AT LAST the mystery of Mr Darcy's tight-lipped manner has been solved. The handsome bachelor was autistic, at least according to a new book designed to liven up GCSE English.

So Odd a Mixture, by speech pathologist Phyllis Ferguson Bottomer, diagnoses a string of characters in Jane Austen's Pride and Prejudice with the developmental disability. Mr Darcy's stilted conversation is attributed to autism, as are clergyman Mr Collins's lacklustre dance moves.
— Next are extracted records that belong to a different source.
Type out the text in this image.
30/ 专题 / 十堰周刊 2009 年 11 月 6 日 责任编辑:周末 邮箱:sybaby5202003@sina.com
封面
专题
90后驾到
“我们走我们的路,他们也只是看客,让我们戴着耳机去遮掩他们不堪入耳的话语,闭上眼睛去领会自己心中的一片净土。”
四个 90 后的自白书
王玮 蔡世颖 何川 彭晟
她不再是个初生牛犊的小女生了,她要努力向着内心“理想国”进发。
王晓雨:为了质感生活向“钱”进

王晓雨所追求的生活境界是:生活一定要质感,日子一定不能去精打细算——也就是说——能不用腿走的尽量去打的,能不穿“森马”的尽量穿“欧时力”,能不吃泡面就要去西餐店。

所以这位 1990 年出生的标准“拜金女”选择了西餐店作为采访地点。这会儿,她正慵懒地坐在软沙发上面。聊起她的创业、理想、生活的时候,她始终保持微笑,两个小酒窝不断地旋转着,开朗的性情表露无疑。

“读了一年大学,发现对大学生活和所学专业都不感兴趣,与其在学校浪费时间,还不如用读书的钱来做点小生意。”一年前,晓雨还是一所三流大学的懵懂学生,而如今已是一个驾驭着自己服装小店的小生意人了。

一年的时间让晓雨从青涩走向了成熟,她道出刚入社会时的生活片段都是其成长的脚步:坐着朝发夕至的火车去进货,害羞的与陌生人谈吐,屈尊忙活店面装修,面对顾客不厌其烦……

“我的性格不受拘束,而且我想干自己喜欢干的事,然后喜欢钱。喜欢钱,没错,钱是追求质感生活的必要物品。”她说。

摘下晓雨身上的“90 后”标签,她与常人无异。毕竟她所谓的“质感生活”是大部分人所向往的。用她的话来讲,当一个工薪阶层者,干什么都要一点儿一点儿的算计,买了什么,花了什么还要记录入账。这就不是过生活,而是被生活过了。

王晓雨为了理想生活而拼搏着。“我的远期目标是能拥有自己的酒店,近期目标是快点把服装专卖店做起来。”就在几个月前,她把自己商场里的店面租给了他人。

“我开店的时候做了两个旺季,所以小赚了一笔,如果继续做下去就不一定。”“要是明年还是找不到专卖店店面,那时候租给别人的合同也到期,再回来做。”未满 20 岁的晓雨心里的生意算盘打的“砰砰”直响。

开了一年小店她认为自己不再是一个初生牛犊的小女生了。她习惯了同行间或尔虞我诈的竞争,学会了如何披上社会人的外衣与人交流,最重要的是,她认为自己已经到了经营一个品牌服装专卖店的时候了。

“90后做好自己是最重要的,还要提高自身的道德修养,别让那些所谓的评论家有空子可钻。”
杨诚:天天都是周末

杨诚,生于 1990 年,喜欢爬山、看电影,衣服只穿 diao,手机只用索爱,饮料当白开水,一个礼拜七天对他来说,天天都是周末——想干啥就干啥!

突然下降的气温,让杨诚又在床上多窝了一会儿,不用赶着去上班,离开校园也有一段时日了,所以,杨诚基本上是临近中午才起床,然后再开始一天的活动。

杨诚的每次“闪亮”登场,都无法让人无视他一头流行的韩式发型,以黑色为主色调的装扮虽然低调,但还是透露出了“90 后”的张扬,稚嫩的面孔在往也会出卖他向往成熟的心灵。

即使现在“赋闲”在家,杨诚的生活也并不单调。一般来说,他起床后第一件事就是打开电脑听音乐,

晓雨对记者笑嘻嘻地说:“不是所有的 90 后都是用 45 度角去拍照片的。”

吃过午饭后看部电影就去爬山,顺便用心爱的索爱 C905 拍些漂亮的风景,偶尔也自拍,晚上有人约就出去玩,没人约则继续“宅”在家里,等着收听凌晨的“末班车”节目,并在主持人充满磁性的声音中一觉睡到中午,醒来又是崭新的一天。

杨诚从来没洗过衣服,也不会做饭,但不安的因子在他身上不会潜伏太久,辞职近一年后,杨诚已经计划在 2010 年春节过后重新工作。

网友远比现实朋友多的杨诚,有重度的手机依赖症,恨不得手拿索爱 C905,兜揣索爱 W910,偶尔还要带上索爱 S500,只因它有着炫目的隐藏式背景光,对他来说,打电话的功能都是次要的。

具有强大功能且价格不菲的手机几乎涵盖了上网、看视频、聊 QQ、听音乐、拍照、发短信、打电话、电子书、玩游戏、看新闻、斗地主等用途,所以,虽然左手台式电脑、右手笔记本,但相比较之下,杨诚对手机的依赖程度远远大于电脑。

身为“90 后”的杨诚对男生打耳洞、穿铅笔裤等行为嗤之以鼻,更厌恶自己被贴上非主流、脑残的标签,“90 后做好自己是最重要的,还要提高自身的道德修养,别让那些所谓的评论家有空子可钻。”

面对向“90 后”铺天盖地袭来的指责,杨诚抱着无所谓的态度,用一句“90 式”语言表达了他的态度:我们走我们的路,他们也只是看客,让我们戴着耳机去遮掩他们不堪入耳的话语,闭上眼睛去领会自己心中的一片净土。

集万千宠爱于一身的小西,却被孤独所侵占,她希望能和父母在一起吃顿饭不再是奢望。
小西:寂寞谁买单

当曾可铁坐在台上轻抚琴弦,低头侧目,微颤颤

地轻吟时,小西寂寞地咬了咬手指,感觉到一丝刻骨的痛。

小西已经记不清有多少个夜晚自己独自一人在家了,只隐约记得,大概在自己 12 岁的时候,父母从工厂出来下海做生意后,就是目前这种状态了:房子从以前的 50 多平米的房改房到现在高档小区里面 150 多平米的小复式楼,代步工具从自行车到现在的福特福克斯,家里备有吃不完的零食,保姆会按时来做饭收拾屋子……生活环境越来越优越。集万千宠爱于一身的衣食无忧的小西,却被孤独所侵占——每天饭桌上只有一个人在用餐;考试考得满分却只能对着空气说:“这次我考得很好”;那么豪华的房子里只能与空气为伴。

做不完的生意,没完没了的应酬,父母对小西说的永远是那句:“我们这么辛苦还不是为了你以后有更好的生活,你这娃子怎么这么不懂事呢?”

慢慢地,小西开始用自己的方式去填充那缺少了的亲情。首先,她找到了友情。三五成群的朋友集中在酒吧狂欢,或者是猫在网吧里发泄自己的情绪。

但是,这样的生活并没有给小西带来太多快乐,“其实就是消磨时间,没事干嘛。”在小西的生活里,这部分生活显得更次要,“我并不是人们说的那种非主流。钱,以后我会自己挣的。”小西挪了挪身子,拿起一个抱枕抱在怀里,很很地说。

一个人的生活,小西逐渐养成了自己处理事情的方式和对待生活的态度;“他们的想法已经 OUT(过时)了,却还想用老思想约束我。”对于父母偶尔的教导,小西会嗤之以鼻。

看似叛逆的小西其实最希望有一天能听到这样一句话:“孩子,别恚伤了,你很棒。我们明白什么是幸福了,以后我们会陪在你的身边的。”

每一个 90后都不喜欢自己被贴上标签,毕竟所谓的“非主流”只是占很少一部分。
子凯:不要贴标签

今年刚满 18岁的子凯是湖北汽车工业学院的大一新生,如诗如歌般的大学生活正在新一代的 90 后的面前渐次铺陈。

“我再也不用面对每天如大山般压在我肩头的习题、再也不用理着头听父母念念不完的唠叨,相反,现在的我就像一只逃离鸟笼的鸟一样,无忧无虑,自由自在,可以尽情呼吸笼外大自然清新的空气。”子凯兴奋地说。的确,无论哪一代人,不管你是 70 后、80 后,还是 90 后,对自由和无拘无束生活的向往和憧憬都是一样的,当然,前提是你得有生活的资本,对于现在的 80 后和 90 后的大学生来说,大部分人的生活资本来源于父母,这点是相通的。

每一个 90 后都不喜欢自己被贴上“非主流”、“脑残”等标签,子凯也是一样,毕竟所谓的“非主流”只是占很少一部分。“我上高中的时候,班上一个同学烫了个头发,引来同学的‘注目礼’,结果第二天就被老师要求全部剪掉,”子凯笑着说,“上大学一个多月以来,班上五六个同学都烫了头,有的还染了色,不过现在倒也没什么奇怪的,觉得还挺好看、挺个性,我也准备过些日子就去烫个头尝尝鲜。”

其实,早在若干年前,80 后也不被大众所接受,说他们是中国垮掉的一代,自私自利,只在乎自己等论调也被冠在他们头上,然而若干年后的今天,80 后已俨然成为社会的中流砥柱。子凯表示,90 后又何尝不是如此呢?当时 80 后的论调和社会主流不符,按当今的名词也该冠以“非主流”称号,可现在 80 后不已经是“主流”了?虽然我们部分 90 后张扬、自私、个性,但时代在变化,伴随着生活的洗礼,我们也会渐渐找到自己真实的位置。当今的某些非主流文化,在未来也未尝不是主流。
Ms Bottomer quotes Austen's description of Mr Collins, "awkward and solemn, apologising instead of attending, and often moving wrong without being aware of it", and says that "the words epitomise some of the co-ordination problems those on the autistic spectrum can have".

The book has already been dismissed by the National Association for the Teaching of English as "wonderfully absurd". But the publishers believe it will make a valuable contribution to the debate around the much-misunderstood condition, which causes social problems and a preoccupation with routine tasks, and affects an estimated 133,500 under-18s in the UK.

"I hope it will help people understand the sometimes subtle challenges faced by those on the mild end of the autistic spectrum and serve as a reminder not to judge too quickly," said Ms Bottomer.

Squabbling couple Mr and Mrs Bennett are also placed on the spectrum, and Lydia Bennett, the heroine's younger sister, is framed as a possible sufferer of Attention Deficit Disorder after she elopes with the dastardly Mr Wickham.